Во все последние наши встречи, о чем бы ни заходила речь, мы все чаще задумываемся, какой должна быть одна из самых главных книг нашего издательства "Летопись героической обороны Ленинграда". Все изданное нами о войне в известном смысле можно рассматривать как подготовку к созданию "Летописи".
Николай Семенович соглашается с этим, но уточняет:
- Это должна быть народная книга - о народе и для народа. В нашей семье, помню, хранилась книга о Суворове. Когда я был мальчуганом, ее часто читали у пас вслух, да и я сам частенько брал ее в рукн. Книгу можно было не только читать, но и рассматривать. Это тоже было поучительно. Иллюстрации не просто дополняли текст, но сами по себе несли большую воспитательную нагрузку.
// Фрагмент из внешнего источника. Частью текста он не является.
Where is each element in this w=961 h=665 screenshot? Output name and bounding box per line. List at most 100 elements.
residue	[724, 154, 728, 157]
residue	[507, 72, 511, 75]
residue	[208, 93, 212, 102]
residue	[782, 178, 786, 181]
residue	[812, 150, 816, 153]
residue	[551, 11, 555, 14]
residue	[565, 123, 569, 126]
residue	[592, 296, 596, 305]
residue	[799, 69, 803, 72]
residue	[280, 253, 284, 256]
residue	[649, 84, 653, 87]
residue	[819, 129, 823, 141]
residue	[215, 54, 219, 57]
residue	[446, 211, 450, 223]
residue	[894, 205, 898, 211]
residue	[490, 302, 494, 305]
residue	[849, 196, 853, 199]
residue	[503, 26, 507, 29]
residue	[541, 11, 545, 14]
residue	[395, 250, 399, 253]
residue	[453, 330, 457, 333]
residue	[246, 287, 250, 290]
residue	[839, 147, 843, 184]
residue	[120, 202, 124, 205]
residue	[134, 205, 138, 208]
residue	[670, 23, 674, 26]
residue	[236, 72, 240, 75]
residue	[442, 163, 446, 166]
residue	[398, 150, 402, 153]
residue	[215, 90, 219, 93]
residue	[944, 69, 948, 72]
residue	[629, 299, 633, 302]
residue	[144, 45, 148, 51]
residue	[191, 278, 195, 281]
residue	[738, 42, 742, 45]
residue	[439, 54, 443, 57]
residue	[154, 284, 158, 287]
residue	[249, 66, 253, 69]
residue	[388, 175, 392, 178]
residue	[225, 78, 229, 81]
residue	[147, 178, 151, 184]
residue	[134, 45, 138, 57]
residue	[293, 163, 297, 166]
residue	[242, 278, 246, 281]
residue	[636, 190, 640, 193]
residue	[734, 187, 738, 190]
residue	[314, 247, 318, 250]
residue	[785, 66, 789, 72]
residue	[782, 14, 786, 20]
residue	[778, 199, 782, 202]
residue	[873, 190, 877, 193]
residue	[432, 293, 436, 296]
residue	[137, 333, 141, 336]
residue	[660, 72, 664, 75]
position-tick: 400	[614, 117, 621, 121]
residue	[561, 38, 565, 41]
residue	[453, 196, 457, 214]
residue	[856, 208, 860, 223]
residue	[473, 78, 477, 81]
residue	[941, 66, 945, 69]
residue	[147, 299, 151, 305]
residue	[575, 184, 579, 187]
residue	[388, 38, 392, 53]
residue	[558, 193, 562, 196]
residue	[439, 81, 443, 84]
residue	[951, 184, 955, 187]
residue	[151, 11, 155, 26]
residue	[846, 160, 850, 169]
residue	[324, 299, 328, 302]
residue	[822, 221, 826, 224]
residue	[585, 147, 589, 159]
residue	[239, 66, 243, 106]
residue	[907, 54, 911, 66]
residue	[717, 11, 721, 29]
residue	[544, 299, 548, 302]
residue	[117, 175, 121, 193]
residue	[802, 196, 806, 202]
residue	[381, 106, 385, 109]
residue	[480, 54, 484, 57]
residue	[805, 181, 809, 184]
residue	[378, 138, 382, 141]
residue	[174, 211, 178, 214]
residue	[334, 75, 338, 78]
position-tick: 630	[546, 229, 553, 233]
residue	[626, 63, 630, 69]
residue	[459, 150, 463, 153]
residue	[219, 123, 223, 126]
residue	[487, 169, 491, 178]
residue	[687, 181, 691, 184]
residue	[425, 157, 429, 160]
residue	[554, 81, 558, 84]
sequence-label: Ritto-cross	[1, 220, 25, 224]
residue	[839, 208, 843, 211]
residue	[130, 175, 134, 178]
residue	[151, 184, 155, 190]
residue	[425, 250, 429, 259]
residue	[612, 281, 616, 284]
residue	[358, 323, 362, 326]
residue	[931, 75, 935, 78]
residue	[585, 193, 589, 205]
Думая о "Летописи", я часто вспоминаю ту книгу о Суворове.
- Как уместить девятьсот дней блокады в одной книге?
- Уместить действительно нелегко. Но трудности - не только в подневном изображении событий. Ленинград в осаде - это не только армия, флот, горожане, но и вся страна. Ничего нельзя забыть, как нельзя не помнить, что книга должна быть не для историков, а для чтения самими широкими кругами читателей.
Кажется, Николай Семенович видит эту книгу перед глазами.
- Конечно, факты нужно отобрать со всей тщательностью. И очерк написать настоящими словами. Не забыть про стихи и рассказы. Даже анекдоты!.. Да, да не бойтесь этого.
Вспоминаем стихи, написанные в осажденном городе.
- Мы сегодня часто говорим: солдат Великой Отечественной - звучит гордо, - раздумчиво говорит Николай Семенович. - Но в те дни поэт был под стать солдату.
Огромным уважением пользовался поэт у ленинградцев.
Он вспоминает забавный эпизод.
Елена Рывина прогуливалась по Михайловскому саду.
На скамье отдыхал генерал, которого Рывина не заметила.
- Товарищ майор!
Рывина ие подумала, что обращаются к ней.
- Товарищ, майор, почему не приветствуете старших?
Но и на этот раз Рывина не отозвалась.
Тогда генерал встал и догнал Рывину.
- Товарищ майор, вас приветствует старший по званию...
Рывина оторопело посмотрела на генерала.
- Чем вы, собственно, занимаетесь? - вскипает генерал.
- Я - поэт.
- Простите, товарищ майор, - генерал прикладывает руку к козырьку фуражки. - Простите, если помешал Вам...
- Вот такое уважение к поэту мы должны воспитывать сегодня у наших читателей, - замечает Тихонов.
Для меня Николай Семенович - образец литератора.
И не только потому, что его перу принадлежат замечательные произведения. Удивляет его постоянная активность.
Готовность каждому делу, за которое берется, отдать себя целиком. Казалось бы, что для него наш Лениздат с его заботами и бесконечными хлопотами. Но иной наш штатный работник не вкладывает в издательское дело столько сердца, как он.